A new study recently published in the journal JAMA revealed that patiromer therapy offers long-term clinical benefits for patients suffering from kidney disease and related hyperkalemia. The study is entitled “Effect of Patiromer on Serum Potassium Level in Patients With Hyperkalemia and Diabetic Kidney Disease: The AMETHYST-DN Randomized Clinical Trial”. The study was funded by Relypsa Inc., the manufacturer of patiromer, and conducted by researchers at several universities and hospitals in the United States.

Chronic kidney disease (CKD) is a medical condition characterized by the gradual loss of kidney function over time. The condition can eventually lead to kidney failure, a situation in which the patient will have to undergo either dialysis or a kidney transplant. CKD can be caused by disorders like diabetes or high blood pressure. The disease is associated with an increased risk of cardiovascular diseases, with heart disease accounting for the major cause of death in CKD patients. It is estimated that 26 million American adults suffer from the disease.

CKD has been linked to a potentially life-threatening complication known as hyperkalemia, which refers to abnormally high potassium levels in the blood (above 5 millimoles per liter). Patients who are most at risk are those with CKD combined with diabetes and hypertension or heart failure, or under prolonged CKD treatment with renin-angiotensin-aldosterase system (RAAS) inhibitors. Hyperkalemia can lead to cardiac arrhythmia and sudden death.

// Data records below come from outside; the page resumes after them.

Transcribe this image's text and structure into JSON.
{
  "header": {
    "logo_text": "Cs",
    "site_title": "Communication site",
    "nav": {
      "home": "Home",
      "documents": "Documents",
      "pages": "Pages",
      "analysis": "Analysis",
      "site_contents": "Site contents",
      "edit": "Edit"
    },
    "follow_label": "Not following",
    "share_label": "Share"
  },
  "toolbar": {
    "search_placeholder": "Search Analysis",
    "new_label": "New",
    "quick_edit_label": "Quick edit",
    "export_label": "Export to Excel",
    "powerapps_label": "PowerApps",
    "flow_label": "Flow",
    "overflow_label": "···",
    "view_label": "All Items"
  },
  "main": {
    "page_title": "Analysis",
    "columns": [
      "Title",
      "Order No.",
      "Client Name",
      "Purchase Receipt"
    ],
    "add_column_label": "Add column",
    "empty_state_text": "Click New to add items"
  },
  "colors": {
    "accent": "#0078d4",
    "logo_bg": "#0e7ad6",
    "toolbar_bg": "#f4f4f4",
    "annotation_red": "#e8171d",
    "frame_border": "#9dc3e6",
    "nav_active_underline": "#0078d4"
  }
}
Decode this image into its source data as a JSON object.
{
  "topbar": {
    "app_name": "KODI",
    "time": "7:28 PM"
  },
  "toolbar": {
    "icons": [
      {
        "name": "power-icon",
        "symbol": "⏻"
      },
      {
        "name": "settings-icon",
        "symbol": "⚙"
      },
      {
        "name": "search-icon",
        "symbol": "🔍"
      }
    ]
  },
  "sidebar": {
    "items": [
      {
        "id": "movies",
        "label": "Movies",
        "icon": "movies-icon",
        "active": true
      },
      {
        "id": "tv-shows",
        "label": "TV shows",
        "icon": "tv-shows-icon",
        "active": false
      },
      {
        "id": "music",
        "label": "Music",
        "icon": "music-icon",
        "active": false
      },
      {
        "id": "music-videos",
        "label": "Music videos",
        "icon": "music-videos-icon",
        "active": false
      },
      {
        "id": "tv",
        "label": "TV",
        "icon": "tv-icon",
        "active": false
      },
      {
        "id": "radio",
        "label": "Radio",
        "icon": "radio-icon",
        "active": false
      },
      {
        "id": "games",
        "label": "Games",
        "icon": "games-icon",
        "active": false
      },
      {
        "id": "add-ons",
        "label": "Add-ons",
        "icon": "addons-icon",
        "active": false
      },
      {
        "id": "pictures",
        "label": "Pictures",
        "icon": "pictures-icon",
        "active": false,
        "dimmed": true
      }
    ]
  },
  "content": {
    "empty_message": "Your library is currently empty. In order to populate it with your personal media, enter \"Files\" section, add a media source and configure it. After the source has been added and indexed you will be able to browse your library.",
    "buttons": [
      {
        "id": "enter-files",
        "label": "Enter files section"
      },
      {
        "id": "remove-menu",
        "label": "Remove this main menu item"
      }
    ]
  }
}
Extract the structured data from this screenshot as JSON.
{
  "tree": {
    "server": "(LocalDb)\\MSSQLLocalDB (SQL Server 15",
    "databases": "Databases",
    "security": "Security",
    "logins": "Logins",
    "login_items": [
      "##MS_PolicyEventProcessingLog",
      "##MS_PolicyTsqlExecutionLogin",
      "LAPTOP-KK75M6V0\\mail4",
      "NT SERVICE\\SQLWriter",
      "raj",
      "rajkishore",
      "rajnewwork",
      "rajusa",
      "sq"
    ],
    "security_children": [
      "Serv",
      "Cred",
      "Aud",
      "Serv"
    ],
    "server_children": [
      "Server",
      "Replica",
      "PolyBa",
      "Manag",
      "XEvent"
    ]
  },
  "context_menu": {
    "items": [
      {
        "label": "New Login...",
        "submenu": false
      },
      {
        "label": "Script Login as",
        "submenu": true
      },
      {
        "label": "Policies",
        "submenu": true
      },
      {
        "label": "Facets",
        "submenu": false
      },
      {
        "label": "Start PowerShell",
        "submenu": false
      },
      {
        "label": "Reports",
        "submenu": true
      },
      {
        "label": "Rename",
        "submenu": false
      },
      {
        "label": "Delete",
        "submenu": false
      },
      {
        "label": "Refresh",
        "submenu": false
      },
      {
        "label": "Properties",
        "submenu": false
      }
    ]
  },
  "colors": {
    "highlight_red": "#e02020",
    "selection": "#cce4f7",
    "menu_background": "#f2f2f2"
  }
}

Patiromer is a drug with a high capacity to bind to free potassium, so that the excess of this ion can be excreted from the body. In the study, researchers evaluated the long-term safety and efficacy of patiromer in patients with hyperkalemia.

The team conducted a randomized, multicenter, dose-ranging Phase 2 clinical trial (AMETHYST-DN; NCT01371747) at 48 sites in Europe between June 2011 and June 2013. In total, 306 patients (mean age of 66.3 years) with CKD, hyperkalemia, hypertension and type 2 diabetes were analyzed. All patients received standard treatment for CKD with RAAS inhibitors prior to and during the trial. Patients were classified according to their baseline serum potassium levels into mild (5.0 to 5.5 mmol/L; 222 patients) or moderate (greater than 5.5 mmol/L; 84 patients) hyperkalemia groups. Patiromer was tested in three different doses: 4.2 g, 8.4 g or 12.6 g in patients with mild hyperkalemia, and 8.4 g, 12.6 g or 16.8 g in patients with moderate hyperkalemia. All doses were administered twice daily and patients were followed-up for a period of 52 weeks.

Researchers found that the serum potassium levels after four weeks of treatment had decreased in all patients and dose regimens evaluated, especially in patients with moderate hyperkalemia. Furthermore, the average potassium levels consistently decreased over the 52 week period of the trial, with 80% of the patients having normal potassium levels (between 3.5 and 5) at the end of the study. Interestingly, the team reported that when patients stopped patiromer treatment, the serum potassium levels increased and hyperkalemia recurred within eight weeks.

“This is a significant advance, a huge deal,” said the study’s lead author Dr. George Bakris from the University of Chicago Medicine in a news release. According to the author, CKD “affects everyone with stage 4 or 5 chronic kidney disease, almost 1 million people in the United States.”

In terms of adverse events over the 52 weeks of treatment, the most common ones reported were hypomagnesemia (7.2%; magnesium deficiency), mild to moderate constipation (6.3%) and hypokalemia (5.6%).

“Patiromer consistently maintained normal serum potassium levels over 52 weeks,” concluded the research team. There was “high adherence, low risk of hypokalemia (low potassium levels) and minimal discontinuation because of adverse events.”

The authors concluded that in this cohort of patients with hyperkalemia and diabetic kidney disease, patiromer at a dose of 4.2 to 16.8 g twice daily was able to significantly decrease the serum potassium levels to the normal range at four weeks into treatment; an effect that lasted through the 52 weeks of the study. The team believes that patiromer, through the control of potassium levels, can prevent life-threatening adverse events.

“An effective treatment for hyperkalemia lets us reconsider clinical trials in more advanced kidney disease that were stopped, or never started, due to risk of hyperkalemia,” concluded Dr. Bakris.